From @noffle on Wed Apr 13 2016 23:04:07 GMT+0000 (UTC)

Hi @jvsteiner.

Code of Conduct

First and foremost: the linked list very clearly contains a variety of copyrighted materials. Please read our Code of Conduct, and, specifically, the section on Copyright Violations. We’re here to help, but we take this subject very seriously. Please respect the Code of Conduct.

Bandwidth issues

Are there any specific (non-copyrighted) hashes that you can reproduce this on? Data on IPFS is broken up into chunks (much like bittorrent), so a provider may only have some subset of those chunks.

  1. Did you mean upstream traffic? Downstream traffic seems expected: you asked for content via ipfs get.
  2. There is no mechanism for knowing for sure what content is definitely / definitely not available. This is a consequence of complex network topology possibilities (the content you want is out there, but you’re connected to a subset of peers that doesn’t have it, or maybe you / they are behind a NAT or firewall, etc).
  3. Background usage should be relatively low, but some up- and down-stream usage is expected for maintaining the DHT (a mechanism for discovering content). Reducing this is on the roadmap for Q2 2016, as are bandwidth controls.
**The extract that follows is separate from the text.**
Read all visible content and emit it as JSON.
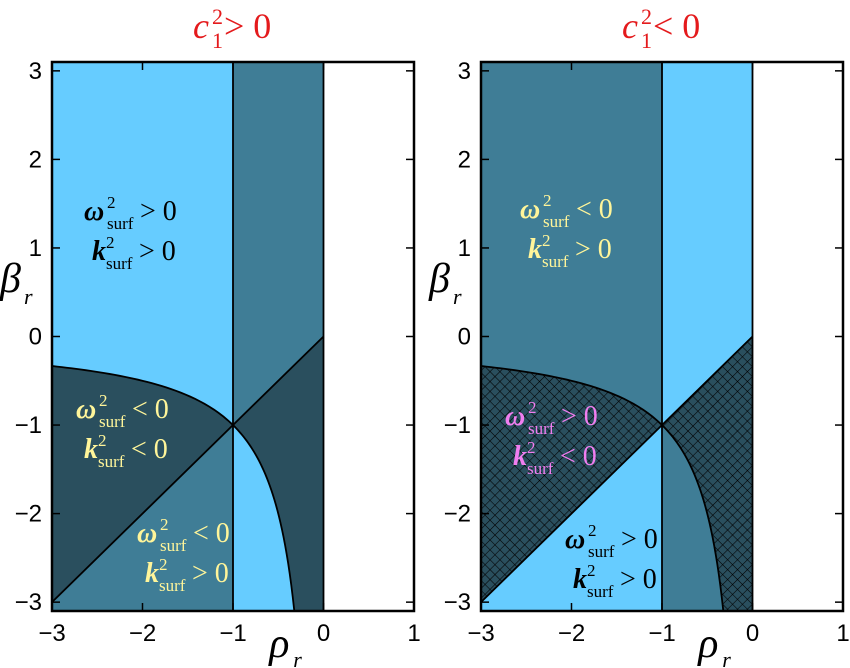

From @jvsteiner on Thu Apr 14 2016 06:13:36 GMT+0000 (UTC)

Hi - Understood on the Code of Conduct - my goal was to test out using some user provided content, as opposed to that hosted by the project team members, which is more likely to be available.

re: (1) I meant downstream traffic - if I request an object that no one has, I would expect my downstream bandwidth for that request to be close to background rates - since no has it, they can’t be sending it to me. That didn’t seem to match the observed behavior, and I thought that was odd. I confirmed using du -sh ~/.ipfs that this folder was not increasing in size, yet the total received data size exceeded 200Mb (the size of the original file requested was under 20).

re: 2&3 - understood

From @noffle on Thu Apr 14 2016 15:32:43 GMT+0000 (UTC)

Hey @jvsteiner, thanks for the additional info!

The extra 200mb of downstream traffic sounds very strange. Do you have a hash that you’re able to reproduce this effect for?

cc @whyrusleeping, who might know of other debug information that could be pertinent.